In the last 12 months, several units have committed to investing in new shop fits, and new retailers, such as New Look and One Beyond, as well as smaller independent retailers, have been brought into the centre, improving the overall occupancy rate to 90.4% from 77.3% when it was taken over.

Footfall in the same year has increased to more than 6.5million visits.

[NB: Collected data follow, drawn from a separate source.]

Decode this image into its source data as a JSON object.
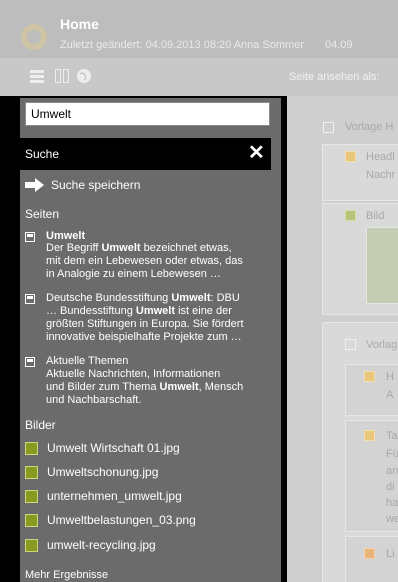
{
  "header": {
    "title": "Home",
    "subtitle": "Zuletzt geändert: 04.09.2013 08:20 Anna Sommer",
    "date_fragment": "04.09"
  },
  "toolbar": {
    "view_as_label": "Seite ansehen als:",
    "icons": [
      "menu-icon",
      "columns-icon",
      "globe-icon"
    ]
  },
  "search": {
    "value": "Umwelt",
    "header_label": "Suche",
    "close_symbol": "✕",
    "save_label": "Suche speichern"
  },
  "sections": {
    "pages": "Seiten",
    "images": "Bilder",
    "more": "Mehr Ergebnisse"
  },
  "page_results": [
    {
      "title": "Umwelt",
      "lines": [
        [
          "Der Begriff ",
          "Umwelt",
          " bezeichnet etwas,"
        ],
        [
          "mit dem ein Lebewesen oder etwas, das",
          "",
          ""
        ],
        [
          "in Analogie zu einem Lebewesen …",
          "",
          ""
        ]
      ]
    },
    {
      "title": "",
      "lines": [
        [
          "Deutsche Bundesstiftung ",
          "Umwelt",
          ": DBU"
        ],
        [
          "… Bundesstiftung ",
          "Umwelt",
          " ist eine der"
        ],
        [
          "größten Stiftungen in Europa. Sie fördert",
          "",
          ""
        ],
        [
          "innovative beispielhafte Projekte zum …",
          "",
          ""
        ]
      ]
    },
    {
      "title": "",
      "lines": [
        [
          "Aktuelle Themen",
          "",
          ""
        ],
        [
          "Aktuelle Nachrichten, Informationen",
          "",
          ""
        ],
        [
          "und Bilder zum Thema ",
          "Umwelt",
          ", Mensch"
        ],
        [
          "und Nachbarschaft.",
          "",
          ""
        ]
      ]
    }
  ],
  "image_results": [
    "Umwelt Wirtschaft 01.jpg",
    "Umweltschonung.jpg",
    "unternehmen_umwelt.jpg",
    "Umweltbelastungen_03.png",
    "umwelt-recycling.jpg"
  ],
  "background": {
    "labels": [
      "Vorlage H",
      "Headl",
      "Nachr",
      "Bild",
      "Vorlag",
      "H",
      "A",
      "Ta",
      "Fü",
      "an",
      "di",
      "ha",
      "we",
      "Li"
    ]
  },
  "colors": {
    "image_square": "#8a9a22",
    "panel": "#6b6b6b",
    "header_bar": "#000000"
  }
}
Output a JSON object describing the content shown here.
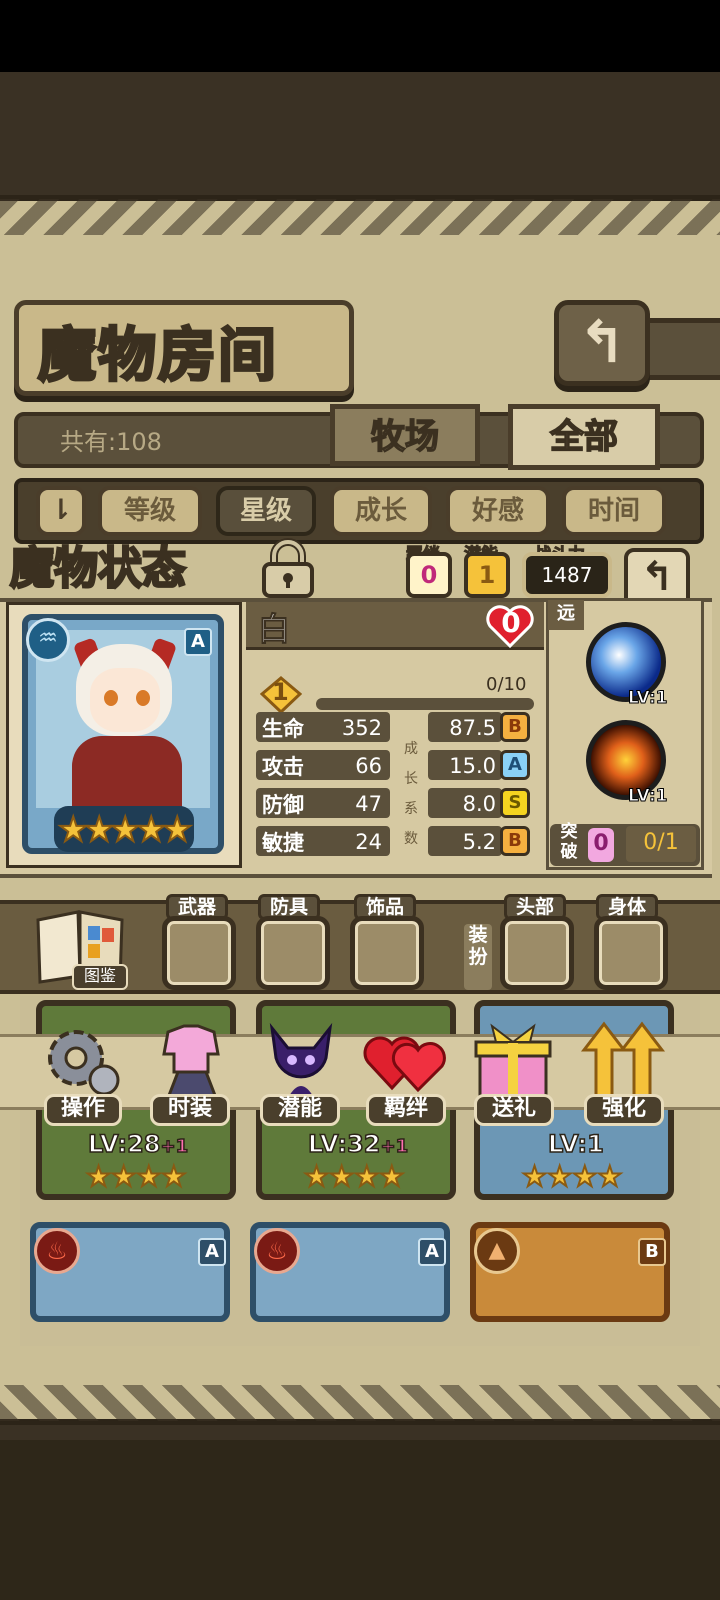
{
  "header": {
    "title": "魔物房间",
    "back_icon": "back-arrow-icon"
  },
  "summary": {
    "count_text": "共有:108"
  },
  "tabs": [
    {
      "label": "牧场"
    },
    {
      "label": "全部"
    }
  ],
  "sort": {
    "buttons": [
      {
        "label": "等级"
      },
      {
        "label": "星级"
      },
      {
        "label": "成长"
      },
      {
        "label": "好感"
      },
      {
        "label": "时间"
      }
    ],
    "active": "星级"
  },
  "status": {
    "title": "魔物状态",
    "bond_label": "羁绊",
    "bond_value": "0",
    "potential_label": "潜能",
    "potential_value": "1",
    "power_label": "战斗力",
    "power_value": "1487",
    "name": "白",
    "affection": "0",
    "level": "1",
    "exp": "0/10",
    "rank": "A",
    "stars": 5,
    "stats": [
      {
        "label": "生命",
        "value": "352",
        "growth": "87.5",
        "grade": "B"
      },
      {
        "label": "攻击",
        "value": "66",
        "growth": "15.0",
        "grade": "A"
      },
      {
        "label": "防御",
        "value": "47",
        "growth": "8.0",
        "grade": "S"
      },
      {
        "label": "敏捷",
        "value": "24",
        "growth": "5.2",
        "grade": "B"
      }
    ],
    "growth_chars": [
      "成",
      "长",
      "系",
      "数"
    ],
    "range": "远",
    "skills": [
      {
        "lv": "LV:1",
        "icon": "wave-skill-icon"
      },
      {
        "lv": "LV:1",
        "icon": "fire-sword-skill-icon"
      }
    ],
    "breakthrough_label": "突破",
    "breakthrough_count": "0",
    "breakthrough_progress": "0/1"
  },
  "equipment": {
    "book_label": "图鉴",
    "slots": [
      {
        "label": "武器"
      },
      {
        "label": "防具"
      },
      {
        "label": "饰品"
      },
      {
        "label": "头部"
      },
      {
        "label": "身体"
      }
    ],
    "dress_label": "装扮"
  },
  "actions": [
    {
      "label": "操作",
      "icon": "gear-icon"
    },
    {
      "label": "时装",
      "icon": "outfit-icon"
    },
    {
      "label": "潜能",
      "icon": "demon-icon"
    },
    {
      "label": "羁绊",
      "icon": "hearts-icon"
    },
    {
      "label": "送礼",
      "icon": "gift-icon"
    },
    {
      "label": "强化",
      "icon": "upgrade-arrows-icon"
    }
  ],
  "grid_cards": [
    {
      "level": "LV:28",
      "plus": "+1"
    },
    {
      "level": "LV:32",
      "plus": "+1"
    },
    {
      "level": "LV:1",
      "plus": ""
    }
  ],
  "grid_ranks": [
    "A",
    "A",
    "B"
  ],
  "colors": {
    "gold": "#f5c23a",
    "panel": "#d6c9a2",
    "dark": "#3b3020",
    "water": "#1f5f86"
  }
}
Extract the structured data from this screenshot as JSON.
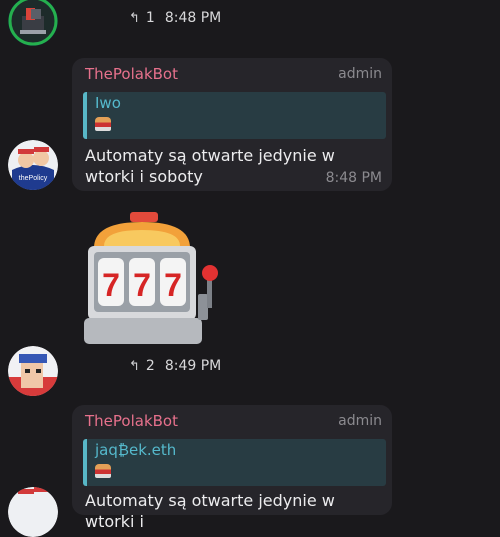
{
  "messages": [
    {
      "replies": "1",
      "time": "8:48 PM"
    },
    {
      "sender": "ThePolakBot",
      "badge": "admin",
      "quote_author": "Iwo",
      "text": "Automaty są otwarte jedynie w wtorki i soboty",
      "time": "8:48 PM",
      "avatar_text": "thePolicy"
    },
    {
      "sticker": "777",
      "replies": "2",
      "time": "8:49 PM"
    },
    {
      "sender": "ThePolakBot",
      "badge": "admin",
      "quote_author": "jaq₿ek.eth",
      "text": "Automaty są otwarte jedynie w wtorki i"
    }
  ],
  "icons": {
    "reply": "reply-arrow-icon",
    "quote_slot_machine": "slot-machine-icon"
  },
  "colors": {
    "background": "#1a191c",
    "bubble": "#26252a",
    "sender": "#e6718c",
    "quote_accent": "#58b7c7",
    "quote_bg": "#283c43",
    "meta": "#8b8a8f"
  }
}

Whilst this is still lower than pre-Covid, it is broadly in line with national trends, the footfall has continued to grow year on year above national and regional averages.

Cllr Philip Jackson, leader of the Council, said: “Diversification of uses away from pure retail will be the key driver of Freshney Place’s commercial performance and social value to the local community.

“Securing Parkway Cinema for the new Leisure Scheme is a huge milestone for the town centre and bringing forward the CDC will drive a different type of visitor, who will more than likely use the centre for not only appointments, but also ancillary shopping while they are on the site.

“We’re also working hard on other areas of the town centre, such as the Doughty Depot, which will bring additional staff to work in the town centre from other sites, and increase general footfall and spend.”

In the last year, there have been significant reductions in consumption of electricity, gas and water use, and along with a raft of environmental and sustainability initiatives, this has reduced the overall cost and environmental impact of the shopping centre.

Additionally, a range of social initiatives are now supported in the shopping centre, including training to be able to support those with disabilities, Alzheimers and autism, and externally supporting heritage, culture and those in need.

Cllr Jackson continued: “We wanted to take on the shopping centre to help stabilise the centre of Grimsby – to be able to use it for positive transformation, for the good of local people. In the next year, we’ll be continuing that work, driving moves towards increasing footfall and spend, alongside work to deliver the leisure and market scheme and attracting new tenants to the heart of the town.”